Tilottama had the most beautiful orchard in the Srivelliput, a small village along the lagoons on the south Indian coast. She grew all sorts of vegetables, fruits, herbs in her orchard. People came to her for medicines that she made with those plants and gave them away for free. Flowers, fruits, vegetables, green leaves, wood, herbs –all were freely available to all the visitors. All they had to do was to ask.
She considered her orchard to be santum sanctorium of her temple. She had no children, sibling, or relatives. Only the orchard, and a house that her husband left for her. She looked after the orchard with love and great care. She talked to plants and always took permission from them before using any parts for herself or the villagers. Taking permission from Tilottama before taking anything from the orchard was an unwritten rule. For Tilottama those plants and herbs and even a tiny blade of grass represented god in living form.
One day a local tradesman was passing by. His elephant was thirsty. He knew Tilottama wouldn’t mind if elephants drank from her pond. The elephant quenched his thirst and moved on to ravage the cluster of ripe bananas hanging in the thicket next to the pond. Before the tradesman could stop the elephant, he had destroyed the cluster and started devouring the bananas. Tilottama was in her prayer room. At once she understood something was wrong. She rushed out to see the elephant happily munching the bananas and an uneasy tradesman sitting on the elephant’s back with an apologetic grin. Tilottama’s anger grew thousand fold when she saw how savagely the banana trees were ambushed by the elephant. Ignoring the subtle rule of asking the plants and causing the minimum harm while removing the fruits, instead, these two not only blatantly broke the rule of the nature but also the sanctity of the holy orchard.

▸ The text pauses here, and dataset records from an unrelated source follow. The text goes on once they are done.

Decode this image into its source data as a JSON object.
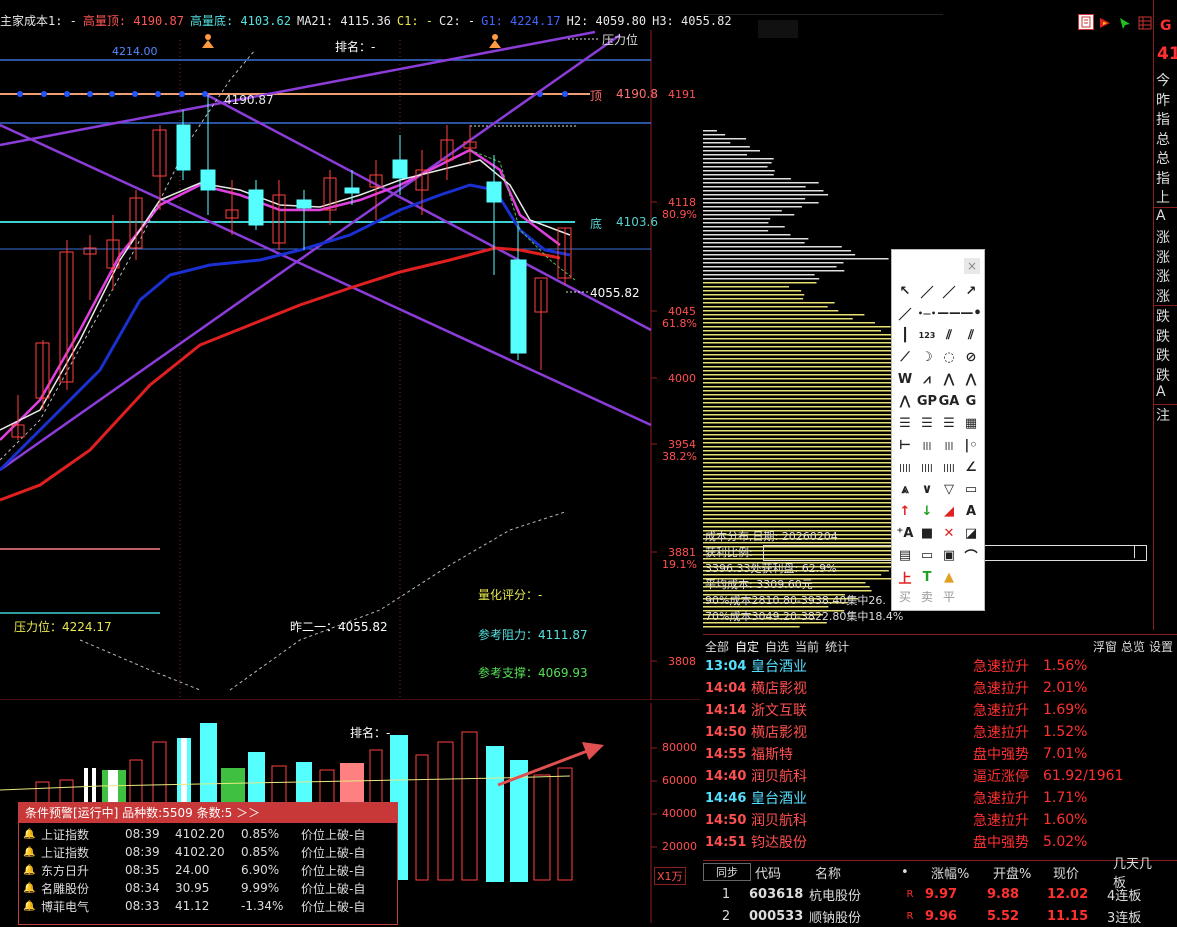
{
  "header": {
    "items": [
      {
        "text": "主家成本1: -",
        "color": "#e8e8e8"
      },
      {
        "text": "高量顶: 4190.87",
        "color": "#ff5555"
      },
      {
        "text": "高量底: 4103.62",
        "color": "#55e0e0"
      },
      {
        "text": "MA21: 4115.36",
        "color": "#e8e8e8"
      },
      {
        "text": "C1: -",
        "color": "#e8e850"
      },
      {
        "text": "C2: -",
        "color": "#e8e8e8"
      },
      {
        "text": "G1: 4224.17",
        "color": "#4466ff"
      },
      {
        "text": "H2: 4059.80",
        "color": "#e8e8e8"
      },
      {
        "text": "H3: 4055.82",
        "color": "#e8e8e8"
      }
    ]
  },
  "chart_labels": {
    "label_4214": "4214.00",
    "rank": "排名：-",
    "pressure_level": "压力位",
    "high_top_value": "4190.87",
    "top_label": "顶",
    "top_value": "4190.8",
    "bottom_label": "底",
    "bottom_value": "4103.6",
    "low_value": "4055.82",
    "quant_score": "量化评分：-",
    "ref_resistance": "参考阻力：4111.87",
    "ref_support": "参考支撑：4069.93",
    "pressure_bottom": "压力位：4224.17",
    "yesterday": "昨二一：4055.82",
    "vol_rank": "排名：-"
  },
  "price_axis": [
    {
      "v": "4191",
      "pct": ""
    },
    {
      "v": "4118",
      "pct": "80.9%"
    },
    {
      "v": "4045",
      "pct": "61.8%"
    },
    {
      "v": "4000",
      "pct": ""
    },
    {
      "v": "3954",
      "pct": "38.2%"
    },
    {
      "v": "3881",
      "pct": "19.1%"
    },
    {
      "v": "3808",
      "pct": ""
    }
  ],
  "vol_axis": [
    "80000",
    "60000",
    "40000",
    "20000",
    "X1万"
  ],
  "alert": {
    "title": "条件预警[运行中] 品种数:5509 条数:5 ＞＞",
    "rows": [
      {
        "name": "上证指数",
        "time": "08:39",
        "price": "4102.20",
        "pct": "0.85%",
        "msg": "价位上破-自"
      },
      {
        "name": "上证指数",
        "time": "08:39",
        "price": "4102.20",
        "pct": "0.85%",
        "msg": "价位上破-自"
      },
      {
        "name": "东方日升",
        "time": "08:35",
        "price": "24.00",
        "pct": "6.90%",
        "msg": "价位上破-自"
      },
      {
        "name": "名雕股份",
        "time": "08:34",
        "price": "30.95",
        "pct": "9.99%",
        "msg": "价位上破-自"
      },
      {
        "name": "博菲电气",
        "time": "08:33",
        "price": "41.12",
        "pct": "-1.34%",
        "msg": "价位上破-自"
      }
    ]
  },
  "cost_dist": {
    "date": "成本分布,日期: 20260204",
    "profit": "获利比例:",
    "profit_line": "3396.33处获利盘: 62.9%",
    "avg": "平均成本: 3309.60元",
    "c90": "90%成本2810.80-3938.40集中26.",
    "c70": "70%成本3049.20-3822.80集中18.4%"
  },
  "right_panel": {
    "top_code": "G",
    "price": "41",
    "labels": [
      "今",
      "昨",
      "指",
      "总",
      "总",
      "指",
      "上",
      "A",
      "涨",
      "涨",
      "涨",
      "涨",
      "跌",
      "跌",
      "跌",
      "跌",
      "A",
      "注"
    ]
  },
  "stock_tabs": {
    "left": [
      "全部",
      "自定",
      "自选",
      "当前",
      "统计"
    ],
    "right": [
      "浮窗",
      "总览",
      "设置"
    ]
  },
  "stocks": [
    {
      "time": "13:04",
      "name": "皇台酒业",
      "type": "急速拉升",
      "val": "1.56%",
      "blue": true
    },
    {
      "time": "14:04",
      "name": "横店影视",
      "type": "急速拉升",
      "val": "2.01%",
      "blue": false
    },
    {
      "time": "14:14",
      "name": "浙文互联",
      "type": "急速拉升",
      "val": "1.69%",
      "blue": false
    },
    {
      "time": "14:50",
      "name": "横店影视",
      "type": "急速拉升",
      "val": "1.52%",
      "blue": false
    },
    {
      "time": "14:55",
      "name": "福斯特",
      "type": "盘中强势",
      "val": "7.01%",
      "blue": false
    },
    {
      "time": "14:40",
      "name": "润贝航科",
      "type": "逼近涨停",
      "val": "61.92/1961",
      "blue": false
    },
    {
      "time": "14:46",
      "name": "皇台酒业",
      "type": "急速拉升",
      "val": "1.71%",
      "blue": true
    },
    {
      "time": "14:50",
      "name": "润贝航科",
      "type": "急速拉升",
      "val": "1.60%",
      "blue": false
    },
    {
      "time": "14:51",
      "name": "钧达股份",
      "type": "盘中强势",
      "val": "5.02%",
      "blue": false
    }
  ],
  "rank_header": [
    "同步",
    "代码",
    "名称",
    "•",
    "涨幅%",
    "开盘%",
    "现价",
    "几天几板"
  ],
  "ranks": [
    {
      "idx": "1",
      "code": "603618",
      "name": "杭电股份",
      "flag": "R",
      "chg": "9.97",
      "open": "9.88",
      "price": "12.02",
      "board": "4连板"
    },
    {
      "idx": "2",
      "code": "000533",
      "name": "顺钠股份",
      "flag": "R",
      "chg": "9.96",
      "open": "5.52",
      "price": "11.15",
      "board": "3连板"
    }
  ],
  "toolbox": {
    "close": "×",
    "rows": [
      [
        "cursor-icon",
        "line-icon",
        "ray-icon",
        "arrow-line-icon"
      ],
      [
        "segment-icon",
        "h-segment-icon",
        "h-line-icon",
        "h-ray-icon"
      ],
      [
        "v-line-icon",
        "number-icon",
        "parallel-icon",
        "parallel-channel-icon"
      ],
      [
        "pitchfork-icon",
        "arc-icon",
        "circle-icon",
        "cross-circle-icon"
      ],
      [
        "wave-w-icon",
        "wave-m-icon",
        "zigzag-icon",
        "zigzag2-icon"
      ],
      [
        "peak-icon",
        "gp-icon",
        "ga-icon",
        "g-icon"
      ],
      [
        "fib-retrace-icon",
        "fib-fan-icon",
        "fib-ext-icon",
        "gann-grid-icon"
      ],
      [
        "period-icon",
        "fib-period-icon",
        "cycle-icon",
        "ratio-line-icon"
      ],
      [
        "bars-icon",
        "bars2-icon",
        "bars3-icon",
        "angle-icon"
      ],
      [
        "fan-icon",
        "check-icon",
        "triangle-icon",
        "rectangle-icon"
      ],
      [
        "up-arrow-icon",
        "down-arrow-icon",
        "diag-arrow-icon",
        "text-icon"
      ],
      [
        "text-arrow-icon",
        "square-icon",
        "delete-icon",
        "highlight-icon"
      ],
      [
        "note-icon",
        "ruler-icon",
        "price-tag-icon",
        "curve-icon"
      ],
      [
        "up-mark-icon",
        "t-mark-icon",
        "light-icon",
        ""
      ]
    ],
    "bottom": [
      "买",
      "卖",
      "平"
    ],
    "glyphs": {
      "text-icon": "A",
      "text-arrow-icon": "⁺A",
      "number-icon": "123",
      "gp-icon": "GP",
      "ga-icon": "GA",
      "g-icon": "G",
      "up-mark-icon": "上",
      "t-mark-icon": "T"
    }
  }
}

Anger diminished her reasoning and compassion. She cursed the tradesman and the elephant to get sick and die for their heinous acts. Tradesman begged and pleaded but Tilottama was beyond reproach. That very night elephant had severe pain due to indigestion and collapsed by the next morning. The tradesman in attempt to help the elephant cracked and broke his back. Now there was nothing that could be done to reverse the damage. An innocent animal had died and the man turned into an invalid because of her curse. No amount of wishing to undo her curse and to change the outcome would work. She lamented her self for days but she found no respite from her overbearing guilt. Finally, she went to tradesman’s place and brought the invalid in her own house to look after him.
The tradesman did not protest because he had no one to look after him. But he never spoke to her; she fed, washed, bathed and kept him clean. She took every bit of care. But tradesman only saw guilt behind her acts. He talked to her in a rude manner and nods. He looked at her with anger and contempt. Tilottama felt she deserved his wrath; she quietly looked after him and silently begged him to forgive her.
One day tradesman got really sick and was breathing his last breath. Tilottama rushed in; it had been 20 years since the incident. She genuinely cared for him. She went close to hold his hand but he snatched it away and told her, ‘you are not forgiven; you are the cause of my suffering.’ And he passed away. Tilottama felt sad but she knew she made a grave mistake but her repentance was sincere. She calmly went on with her life. In subsequent lifetimes, Tilottama’s being endured pain and hardship as repentance for killing an innocent animal. But Tilottama and tradesman met again many centuries later in different lifetimes as relatives.
The tradesman’s being was still constantly angry at her and he still treated her wrathfully. He felt the urge to hurt her for no apparent reason. On the other hand, Tilottama carried no guilt on her being because of her sincere repentance. She silently endured tradesman’s misgivings and finally distanced herself and moved on to new experiences. Tradesman in several subsequent lives suffered from the poison that brewed from the hatred and anger stored in the core of his being.